Die Asset Manager waren indes die einzige Sparte des Hauses, die in 2011 besser als im Vorjahr abschnitten. Der Vorsteuergewinn legte um 10 Prozent auf 553 Mio. Franken zu. Jeder 2700 Mitarbeiter generierte mithin einen Vorsteuergewinn von durchschnittlich rund 205.000 Franken, was das 54fache der Kollegen aus dem Investmentbanking ausmacht.

Trotz dieses Erfolgs setzte die Credit Suisse auch in dieser Sparte den Rotstift an. Der durchschnittliche Personalaufwand pro Kopf verringerte sich um 7,5 Prozent auf gut 345.000 Franken, was gut 25.000 Franken mehr als im Investmentbanking waren. Die Kostenertragsquote verbesserte sich somit von 78,4 auf 74,2 Prozent.

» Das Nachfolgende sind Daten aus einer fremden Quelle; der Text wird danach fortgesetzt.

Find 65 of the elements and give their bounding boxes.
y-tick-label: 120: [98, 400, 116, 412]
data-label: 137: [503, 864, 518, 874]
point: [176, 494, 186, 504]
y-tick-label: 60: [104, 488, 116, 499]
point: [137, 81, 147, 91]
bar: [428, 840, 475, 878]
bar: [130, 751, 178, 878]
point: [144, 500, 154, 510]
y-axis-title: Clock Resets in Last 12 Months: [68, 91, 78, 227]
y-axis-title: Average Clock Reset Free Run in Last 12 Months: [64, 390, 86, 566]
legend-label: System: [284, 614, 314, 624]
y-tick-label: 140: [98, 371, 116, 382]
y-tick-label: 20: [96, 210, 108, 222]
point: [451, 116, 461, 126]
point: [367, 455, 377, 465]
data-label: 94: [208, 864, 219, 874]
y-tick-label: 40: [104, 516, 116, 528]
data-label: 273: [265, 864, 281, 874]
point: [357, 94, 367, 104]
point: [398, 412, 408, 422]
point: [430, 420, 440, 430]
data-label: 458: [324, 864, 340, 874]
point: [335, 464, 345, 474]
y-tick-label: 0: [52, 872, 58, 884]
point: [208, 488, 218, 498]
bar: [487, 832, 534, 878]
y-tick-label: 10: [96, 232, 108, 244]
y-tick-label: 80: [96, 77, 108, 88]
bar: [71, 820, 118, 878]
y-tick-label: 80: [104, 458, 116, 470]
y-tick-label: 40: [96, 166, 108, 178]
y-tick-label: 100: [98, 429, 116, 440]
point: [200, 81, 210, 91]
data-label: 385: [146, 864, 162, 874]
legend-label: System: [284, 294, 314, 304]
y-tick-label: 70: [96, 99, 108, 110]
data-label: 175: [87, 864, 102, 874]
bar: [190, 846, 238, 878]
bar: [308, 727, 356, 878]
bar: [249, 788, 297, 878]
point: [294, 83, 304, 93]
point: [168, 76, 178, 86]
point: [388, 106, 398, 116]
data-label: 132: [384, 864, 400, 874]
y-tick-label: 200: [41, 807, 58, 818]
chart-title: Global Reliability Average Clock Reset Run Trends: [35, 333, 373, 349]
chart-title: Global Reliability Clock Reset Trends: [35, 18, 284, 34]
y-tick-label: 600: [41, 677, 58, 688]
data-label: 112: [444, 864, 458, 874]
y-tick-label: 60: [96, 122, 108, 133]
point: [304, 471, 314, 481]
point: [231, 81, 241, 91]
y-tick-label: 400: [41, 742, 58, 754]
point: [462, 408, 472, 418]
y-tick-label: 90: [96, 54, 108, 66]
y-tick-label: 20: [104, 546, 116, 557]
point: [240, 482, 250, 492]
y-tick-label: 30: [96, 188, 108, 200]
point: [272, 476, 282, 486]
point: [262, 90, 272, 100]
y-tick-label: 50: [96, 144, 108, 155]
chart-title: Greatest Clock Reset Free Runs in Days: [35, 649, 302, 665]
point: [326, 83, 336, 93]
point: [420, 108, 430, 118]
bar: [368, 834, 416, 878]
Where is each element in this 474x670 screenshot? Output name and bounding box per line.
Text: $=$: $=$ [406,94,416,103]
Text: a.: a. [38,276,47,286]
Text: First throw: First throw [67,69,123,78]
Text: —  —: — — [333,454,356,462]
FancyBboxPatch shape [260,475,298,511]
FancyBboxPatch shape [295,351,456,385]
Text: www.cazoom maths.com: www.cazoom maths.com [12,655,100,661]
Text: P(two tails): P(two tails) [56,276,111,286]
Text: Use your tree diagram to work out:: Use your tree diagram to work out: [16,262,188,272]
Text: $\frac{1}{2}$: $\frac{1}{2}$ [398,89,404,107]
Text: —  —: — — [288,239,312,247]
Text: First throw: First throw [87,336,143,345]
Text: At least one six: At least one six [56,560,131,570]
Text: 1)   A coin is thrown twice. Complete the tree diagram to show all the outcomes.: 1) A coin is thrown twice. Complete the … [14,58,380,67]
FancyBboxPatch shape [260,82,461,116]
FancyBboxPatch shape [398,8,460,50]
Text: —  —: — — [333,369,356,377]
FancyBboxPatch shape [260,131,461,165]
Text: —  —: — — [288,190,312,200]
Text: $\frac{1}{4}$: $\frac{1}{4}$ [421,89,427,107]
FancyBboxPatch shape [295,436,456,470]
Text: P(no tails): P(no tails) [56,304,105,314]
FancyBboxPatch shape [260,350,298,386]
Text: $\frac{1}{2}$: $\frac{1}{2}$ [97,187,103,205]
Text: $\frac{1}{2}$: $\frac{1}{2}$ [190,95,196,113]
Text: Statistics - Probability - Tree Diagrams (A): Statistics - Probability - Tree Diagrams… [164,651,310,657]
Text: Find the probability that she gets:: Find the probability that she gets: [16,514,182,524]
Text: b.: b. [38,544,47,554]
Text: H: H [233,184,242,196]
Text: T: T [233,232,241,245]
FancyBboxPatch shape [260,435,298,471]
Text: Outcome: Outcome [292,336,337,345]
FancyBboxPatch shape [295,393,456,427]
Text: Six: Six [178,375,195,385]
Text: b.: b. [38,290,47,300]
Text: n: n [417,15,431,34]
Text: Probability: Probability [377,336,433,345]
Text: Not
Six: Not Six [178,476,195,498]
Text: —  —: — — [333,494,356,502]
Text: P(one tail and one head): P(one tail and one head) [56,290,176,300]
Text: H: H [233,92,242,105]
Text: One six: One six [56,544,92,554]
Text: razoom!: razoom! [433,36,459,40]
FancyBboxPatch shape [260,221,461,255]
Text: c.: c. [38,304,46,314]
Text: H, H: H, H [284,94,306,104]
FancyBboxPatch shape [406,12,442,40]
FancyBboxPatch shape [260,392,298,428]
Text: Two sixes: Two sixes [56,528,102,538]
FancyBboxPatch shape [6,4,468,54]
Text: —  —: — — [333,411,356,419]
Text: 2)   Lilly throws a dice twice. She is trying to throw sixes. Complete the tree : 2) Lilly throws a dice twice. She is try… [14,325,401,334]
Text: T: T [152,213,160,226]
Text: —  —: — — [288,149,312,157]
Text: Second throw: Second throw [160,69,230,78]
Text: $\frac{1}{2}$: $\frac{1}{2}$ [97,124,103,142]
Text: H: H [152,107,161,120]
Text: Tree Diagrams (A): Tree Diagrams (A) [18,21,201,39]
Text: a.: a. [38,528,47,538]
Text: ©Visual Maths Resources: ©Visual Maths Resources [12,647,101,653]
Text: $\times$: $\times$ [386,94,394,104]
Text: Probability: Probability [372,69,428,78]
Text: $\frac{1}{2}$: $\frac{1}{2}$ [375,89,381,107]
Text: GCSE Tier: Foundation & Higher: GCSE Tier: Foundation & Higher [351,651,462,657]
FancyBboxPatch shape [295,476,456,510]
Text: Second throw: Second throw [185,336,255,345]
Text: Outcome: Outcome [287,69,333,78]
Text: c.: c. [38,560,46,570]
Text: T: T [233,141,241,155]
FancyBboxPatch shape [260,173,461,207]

Private Banking: Der Goldesel des Hauses

Das große Geld wurde bei der Credit Suisse in 2011 allerdings im Private Banking erwirtschaftet. Doch auch dort gab der Vorsteuergewinn um 31 Prozent auf 2,348 Mrd. Franken nach, womit jeder der 25.200 Mitarbeiter einen Vorsteuergewinn von gut 93.000 Franken beitrug, was fast das 25fache eines Investmentbankers darstellt.

Der Personalaufwand pro Kopf verringerte sich indes nur um minimale 1,2 Prozent auf gut 185.500 Franken. Diese Werte sind jedoch mit Vorsicht zu genießen, da diese Sparte nicht nur das Wealth Management, sondern auch das Schweizer Retailgeschäft der Bank umfasst. Die Kostenertragsquote verschlechterte sich von 70,4 auf 77,4 Prozent.

Obgleich der Personalaufwand in sämtlichen Geschäftsbereichen gesunken ist, dürften die Investmentbanker des Hauses die besten Gründe zum Lachen zu haben. Denn bei einer Kostenertragsquote von 98,6 Prozent und einem Vorsteuergewinn von 79 Mio. Franken kann sich ein Personalaufwand pro Kopf von 319.000 Franken durchaus sehen lassen.